Evidentemente hay un choque muy importante entre Francia y España, ya que la cultura es totalmente diferente. Los horarios son distintos, aquí se vive más temprano y en España se vive más tarde. Las personas aquí son más frías, más cerradas y más introvertidas mientras que en España es al contrario. La cultura francesa es muy rica, la gente colabora más en los asuntos culturales que en España, Aquí se lleva mucho la alimentación bio, por ejemplo, no sé, hay mil cosas con respecto a la cultura que varían. Me encanta la cantidad de arte que hay y la de cosas interesantes que puedes hacer.

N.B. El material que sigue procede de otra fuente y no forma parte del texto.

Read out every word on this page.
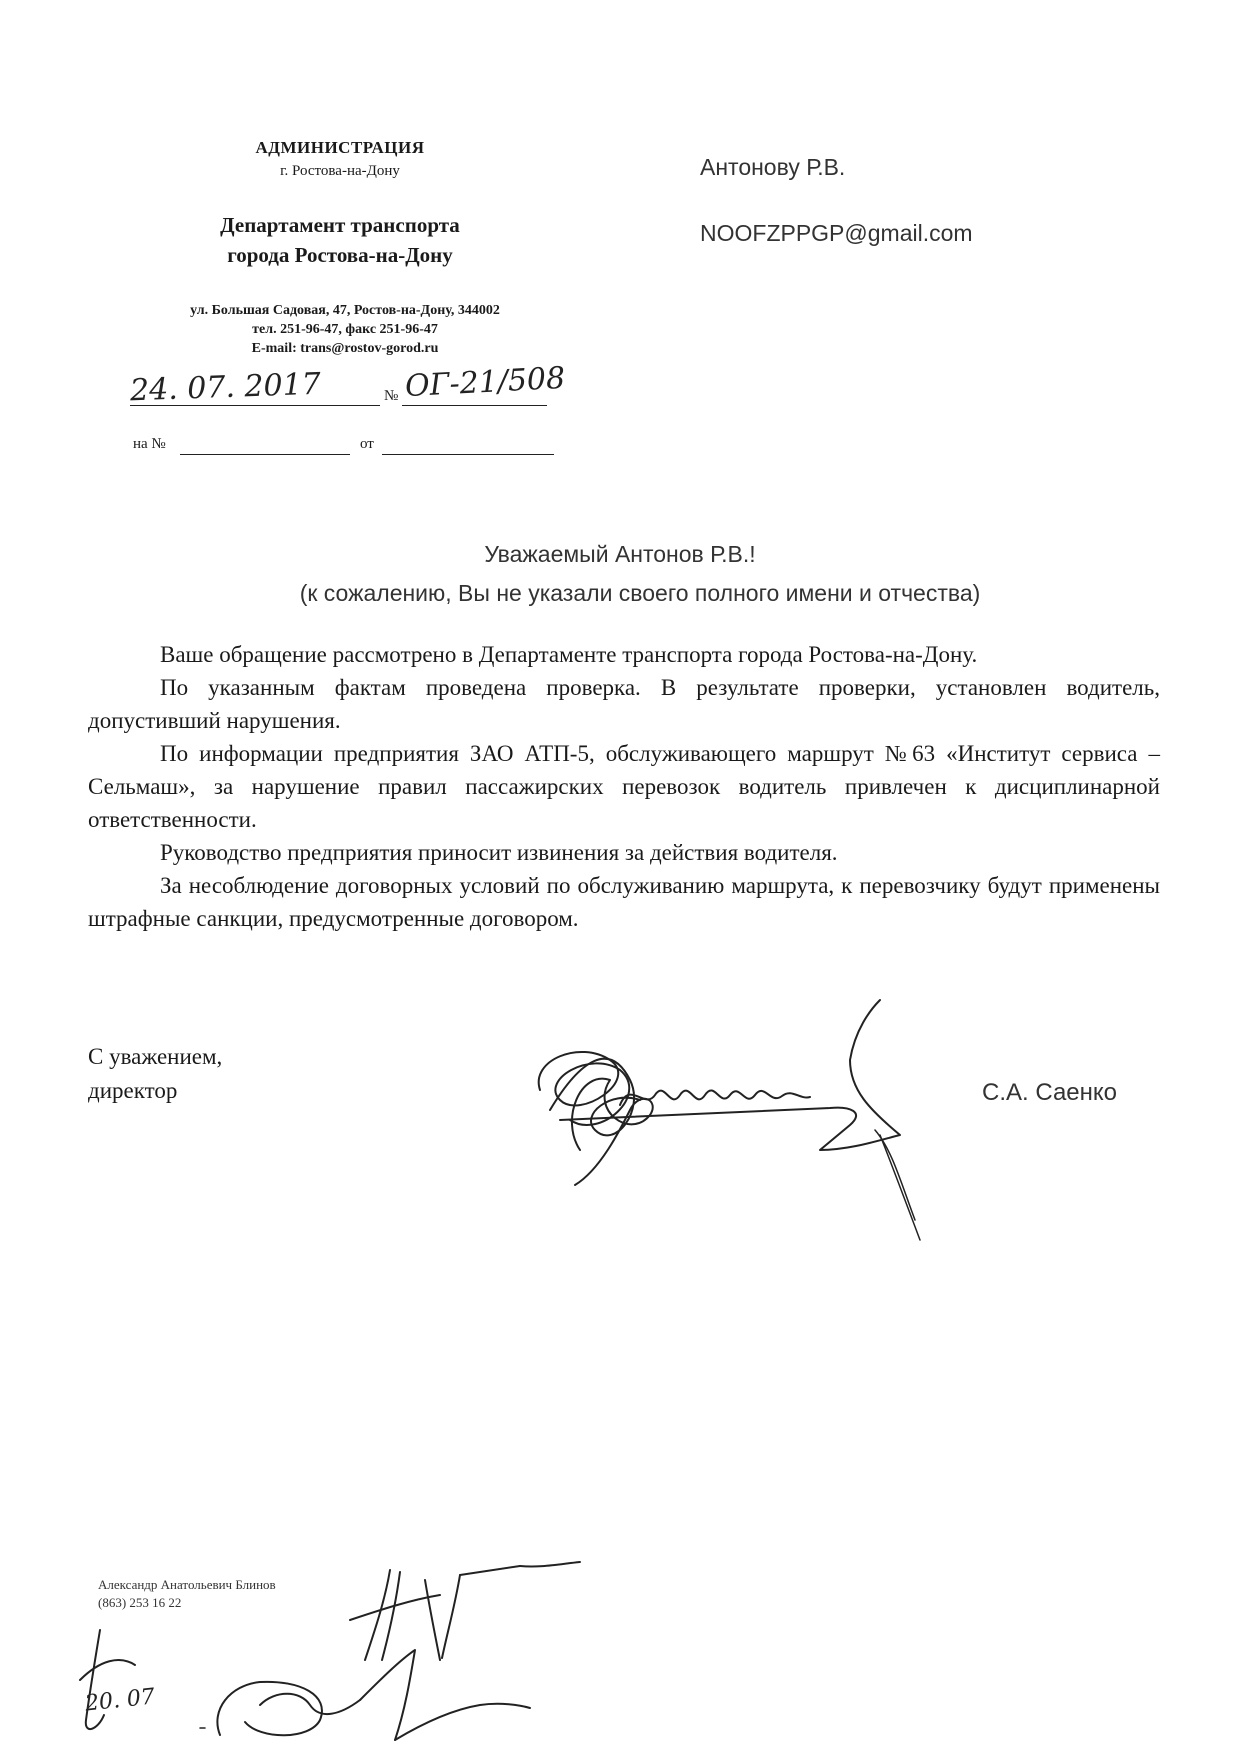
АДМИНИСТРАЦИЯ
г. Ростова-на-Дону
Департамент транспорта
города Ростова-на-Дону
ул. Большая Садовая, 47, Ростов-на-Дону, 344002
тел. 251-96-47, факс 251-96-47
E-mail: trans@rostov-gorod.ru
24. 07. 2017	№ ОГ-21/508
на №	от
Антонову Р.В.
NOOFZPPGP@gmail.com
Уважаемый Антонов Р.В.!
(к сожалению, Вы не указали своего полного имени и отчества)

Ваше обращение рассмотрено в Департаменте транспорта города Ростова-на-Дону.

По указанным фактам проведена проверка. В результате проверки, установлен водитель, допустивший нарушения.

По информации предприятия ЗАО АТП-5, обслуживающего маршрут №63 «Институт сервиса – Сельмаш», за нарушение правил пассажирских перевозок водитель привлечен к дисциплинарной ответственности.

Руководство предприятия приносит извинения за действия водителя.

За несоблюдение договорных условий по обслуживанию маршрута, к перевозчику будут применены штрафные санкции, предусмотренные договором.

С уважением,
директор	С.А. Саенко
Александр Анатольевич Блинов
(863) 253 16 22
20. 07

¿Qué es lo que más echas de menos de Córdoba, a parte de tu familia y amigos?

Me falta mucho el sol, los gritos por la calle, los gusanitos “risi”, las tapitas, las cervezas baratas y mil cosas más. Me falta mucho el levantarme a las tantas, la alegría que existe entre las personas, la comida de mi madre, la cercanía de darse un beso sin que te miren mal. La facilidad de conseguir las cosas en España, en Francia eso es imposible, la burocracia es terrible. Son cosas que me recuerdo cada día y me hacen mucha falta. En Francia no existen los cubitos de hielo… Son cosas muy banales pero que en el fondo es lo primero que echas de menos cuando llegas.